Por volta das 13h50, um carro na cor prata entrou no imóvel. Conforme a polícia, é nesse veículo que estava Grazielli. O carro prata deixou a casa por volta das 15h. Na saída, a pessoa que conduz o veículo chega a bater na lateral do portão.

Laudo nega morte por choque

Beatriz foi achada sem vida naquele dia e, inicialmente, o caso foi registrado como morte suspeita. Na época, Grazielli contou à polícia que a amiga teria levado uma descarga elétrica ao acionar a cascata da piscina do local. Em depoimento, a suspeita chegou a alegar que também tinha ficado ferida ao tentar socorrer a vítima.

Laudo do IML descartou que a morte de Beatriz tenha sido provocada por choque elétrico. De acordo com o Instituto Médico Legal, a jovem morreu por afogamento. As informações são da Delegacia de Polícia Civil de Lins.

Perícia também descartou falha na rede elétrica do local. Ainda segundo a investigação, os técnicos analisaram a fiação do espaço onde Beatriz morreu e não constataram nenhuma falha que pudesse ter provocado a descarga elétrica.

Beatriz foi achada morta na lateral da piscina. Na ocasião, os socorristas, que foram acionados por Grazielli, encontraram a jovem já sem vida.

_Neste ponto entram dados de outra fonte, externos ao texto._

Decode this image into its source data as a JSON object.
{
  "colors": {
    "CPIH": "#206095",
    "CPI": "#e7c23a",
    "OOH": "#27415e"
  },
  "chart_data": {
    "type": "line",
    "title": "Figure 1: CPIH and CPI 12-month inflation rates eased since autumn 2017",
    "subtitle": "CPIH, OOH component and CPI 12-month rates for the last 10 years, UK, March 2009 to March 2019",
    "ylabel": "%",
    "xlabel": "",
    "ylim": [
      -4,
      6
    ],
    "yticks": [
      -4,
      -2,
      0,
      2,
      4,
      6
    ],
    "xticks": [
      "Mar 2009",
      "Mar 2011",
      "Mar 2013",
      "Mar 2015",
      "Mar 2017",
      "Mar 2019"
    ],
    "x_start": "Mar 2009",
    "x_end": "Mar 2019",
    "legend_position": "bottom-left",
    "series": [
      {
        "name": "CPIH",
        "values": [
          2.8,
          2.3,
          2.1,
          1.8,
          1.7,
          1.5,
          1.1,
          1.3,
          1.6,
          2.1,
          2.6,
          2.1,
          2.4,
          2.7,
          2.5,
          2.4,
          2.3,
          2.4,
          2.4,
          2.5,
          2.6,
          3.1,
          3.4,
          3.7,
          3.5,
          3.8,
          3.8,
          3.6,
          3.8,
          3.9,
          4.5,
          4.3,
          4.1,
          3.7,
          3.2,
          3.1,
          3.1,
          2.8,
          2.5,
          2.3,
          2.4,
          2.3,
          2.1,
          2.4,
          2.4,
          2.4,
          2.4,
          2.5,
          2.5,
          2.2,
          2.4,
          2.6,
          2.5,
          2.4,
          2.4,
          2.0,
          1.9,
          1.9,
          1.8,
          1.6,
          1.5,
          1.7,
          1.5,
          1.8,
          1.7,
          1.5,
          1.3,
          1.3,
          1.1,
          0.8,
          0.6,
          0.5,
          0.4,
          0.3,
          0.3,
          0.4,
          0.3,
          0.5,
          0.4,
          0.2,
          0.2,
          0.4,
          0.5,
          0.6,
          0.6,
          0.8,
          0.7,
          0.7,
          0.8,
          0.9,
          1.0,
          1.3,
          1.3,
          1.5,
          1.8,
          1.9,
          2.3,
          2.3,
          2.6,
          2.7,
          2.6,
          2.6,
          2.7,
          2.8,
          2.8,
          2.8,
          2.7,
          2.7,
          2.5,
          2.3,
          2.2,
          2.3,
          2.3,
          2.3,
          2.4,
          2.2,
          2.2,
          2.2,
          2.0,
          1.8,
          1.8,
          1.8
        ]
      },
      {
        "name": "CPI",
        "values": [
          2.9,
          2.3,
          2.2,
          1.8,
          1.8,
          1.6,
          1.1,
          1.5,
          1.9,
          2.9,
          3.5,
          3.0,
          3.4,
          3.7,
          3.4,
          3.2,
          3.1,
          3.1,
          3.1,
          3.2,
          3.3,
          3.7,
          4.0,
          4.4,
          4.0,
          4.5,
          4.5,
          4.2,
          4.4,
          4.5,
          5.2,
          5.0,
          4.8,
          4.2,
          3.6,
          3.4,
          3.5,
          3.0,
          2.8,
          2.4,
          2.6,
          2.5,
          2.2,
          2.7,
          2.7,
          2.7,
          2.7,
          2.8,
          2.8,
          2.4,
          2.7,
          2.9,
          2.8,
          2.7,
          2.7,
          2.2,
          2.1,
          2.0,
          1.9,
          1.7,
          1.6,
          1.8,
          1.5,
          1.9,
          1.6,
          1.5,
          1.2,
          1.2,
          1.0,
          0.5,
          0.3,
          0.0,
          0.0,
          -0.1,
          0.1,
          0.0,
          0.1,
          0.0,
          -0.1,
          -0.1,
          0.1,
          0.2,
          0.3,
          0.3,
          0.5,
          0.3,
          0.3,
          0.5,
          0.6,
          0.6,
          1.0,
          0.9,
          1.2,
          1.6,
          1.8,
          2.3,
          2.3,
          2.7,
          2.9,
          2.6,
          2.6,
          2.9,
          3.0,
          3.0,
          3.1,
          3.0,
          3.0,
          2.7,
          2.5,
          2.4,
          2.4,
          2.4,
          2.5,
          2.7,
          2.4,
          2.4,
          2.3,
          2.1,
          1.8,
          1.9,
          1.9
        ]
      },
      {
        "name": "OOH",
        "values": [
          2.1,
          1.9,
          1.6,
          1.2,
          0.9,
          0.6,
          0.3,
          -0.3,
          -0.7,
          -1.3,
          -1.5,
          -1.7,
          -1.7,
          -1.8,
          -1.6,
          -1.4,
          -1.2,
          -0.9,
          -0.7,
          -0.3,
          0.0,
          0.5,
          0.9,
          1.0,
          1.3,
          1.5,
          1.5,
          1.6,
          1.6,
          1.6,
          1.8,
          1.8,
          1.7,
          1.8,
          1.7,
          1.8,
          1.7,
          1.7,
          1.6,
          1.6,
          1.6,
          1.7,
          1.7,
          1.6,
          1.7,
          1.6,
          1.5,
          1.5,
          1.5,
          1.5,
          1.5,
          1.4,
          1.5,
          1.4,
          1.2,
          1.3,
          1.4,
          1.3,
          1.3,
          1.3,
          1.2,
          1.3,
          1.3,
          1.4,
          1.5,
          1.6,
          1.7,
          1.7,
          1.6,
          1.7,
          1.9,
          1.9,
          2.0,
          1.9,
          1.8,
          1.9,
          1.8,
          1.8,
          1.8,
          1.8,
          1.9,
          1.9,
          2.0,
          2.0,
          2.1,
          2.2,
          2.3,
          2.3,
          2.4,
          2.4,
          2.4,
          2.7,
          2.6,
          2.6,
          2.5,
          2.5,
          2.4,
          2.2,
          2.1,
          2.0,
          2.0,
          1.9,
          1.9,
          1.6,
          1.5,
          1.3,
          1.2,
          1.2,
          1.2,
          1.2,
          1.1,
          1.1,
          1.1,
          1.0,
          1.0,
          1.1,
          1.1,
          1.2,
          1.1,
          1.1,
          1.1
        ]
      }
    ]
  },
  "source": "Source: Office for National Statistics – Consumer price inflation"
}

A motivação para o crime não foi divulgada. A suspeita segue presa temporariamente após passar por audiência de custódia. O caso continua sob investigação.

Defesa afirma que a prisão de Grazielli foi "prematura". Ao UOL, o advogado Celso Modonesi alegou que, desde o ocorrido, ela estava em "tratamento psiquiátrico devido ao choque pelo falecimento da amiga", e ressaltou que o laudo pericial que apontou afogamento como causa da morte da Beatriz foi "mal elaborado".

"Há um conjunto de falhas que a polícia de forma vil induziu o juízo ao erro, deferindo a prisão provisória para acalmar o clamor público que cobra [a polícia]. Eles não têm prova alguma de qualquer coisa ou fato, estão perdidos na investigação e usaram da prisão infundada para acalmar o clamor da sociedade com a prisão de uma inocente, que tem um filho menor de 12 anos", disse Celso Modonesi, advogado de Grazielli, ao UOL.